The Welcome Home That Took 55 Years
The cameras and crowds disappeared almost as fast as they had arrived. FIFA technically lifted its ban on women’s soccer after 1971, but offered no funding or support, leaving the sport in the hands of federations that mostly ignored it. England’s Football Association banned the players who had taken part in the tournament, including Leah Caleb, though the ban did not last. “By taking part in the event, we jolted the FA. We were banned from playing for taking part in an unofficial World Cup,” Caleb told the BBC. “But they realized very quickly they were being ridiculous, and our bans were lifted.” Harry Batt, the English team’s organizer, was blacklisted by the Women’s Football Association for going around it, and his club folded.
Denmark’s federation eventually took over the women’s game but never called up Augustesen, the final’s hat-trick scorer, for an official cap.
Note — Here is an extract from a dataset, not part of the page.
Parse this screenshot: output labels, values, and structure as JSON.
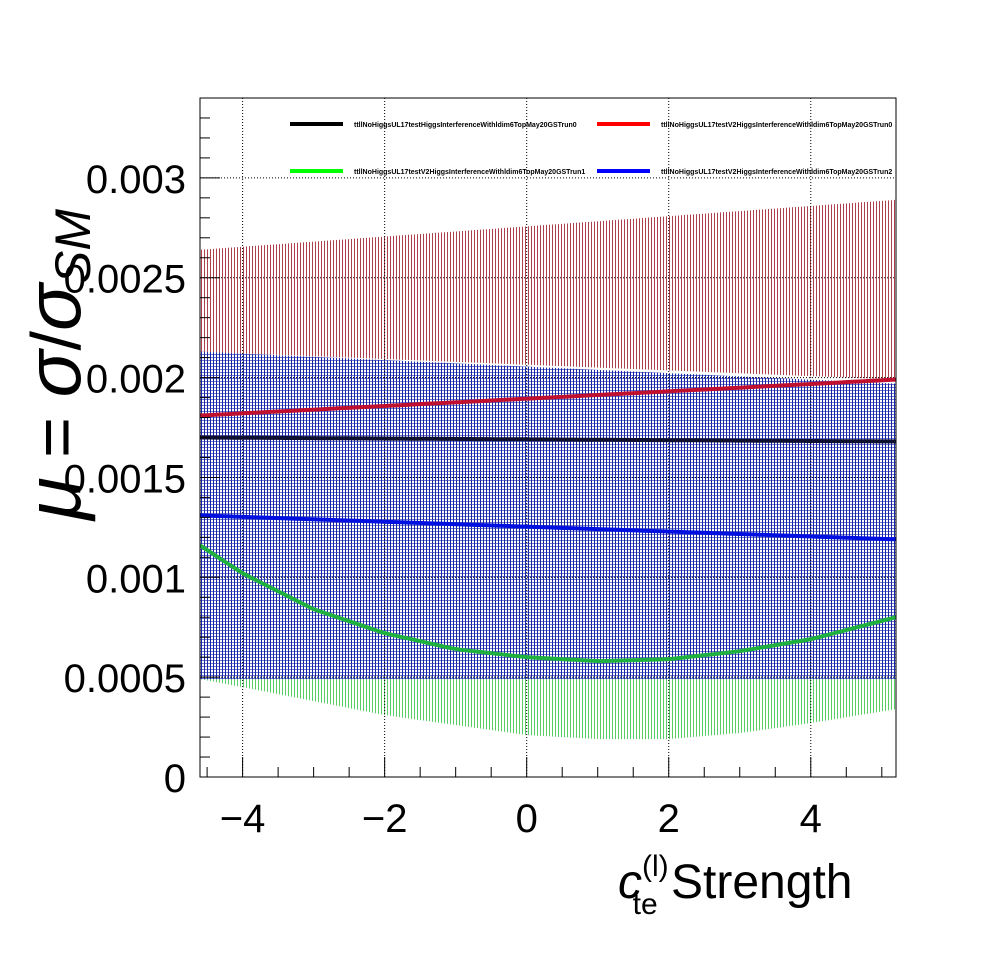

In Mexico, the players returned to dusty fields and volunteer coaching, with no institutional backing to build on what they had just done. It would take another two decades before FIFA staged its first officially sanctioned Women’s World Cup, in China in 1991.
The story stayed largely forgotten in Mexico until 2023, when documentaries including “Copa 71,” produced by Venus and Serena Williams, brought the tournament back into public view.
Mexico Finally Gives the 1971 Team Its Parade
That renewed attention has slowly turned into formal recognition. In March, Mexico City Mayor Clara Brugada led a tribute to the players, saying they “changed the fate of women’s soccer and should never have remained forgotten.” The team was honored earlier this month again at a Mexico-Serbia friendly in Toluca, Los Angeles Times en Español reported, before Saturday’s parade put them in front of the biggest crowd they had seen since 1971.
Among the players who once filled Estadio Azteca and have now been formally recognized are Lourdes de la Rosa, Eréndira Rangel, Alicia Vargas, María Eugenia Rubio Ríos, Patricia Hernández Montoya, María de la Luz Hernández, Silvia Zaragoza Herrera, Yolanda Ramírez Gutiérrez, Bertha Orduña, Martha Coronado Díaz, Sandra Tapia Montoya, Elsa Huerta Méndez, Elvira Aracen Sánchez, Irma Chávez Barrera, Cristina García Gómez, Guadalupe Tovar Ugalde, Elsa Salgado Pérez, María Acela Nila Mejía, Rebeca Lara Pérez Tejada and María de la Luz Cruz Martínez, along with teammates Paula Pérez Padierna and Teresa Aguilar Alvarado, who have since died. Récord singles out Vargas, Rangel, Rubio Ríos, and Esther Mora as the team’s standout figures from that run to the final.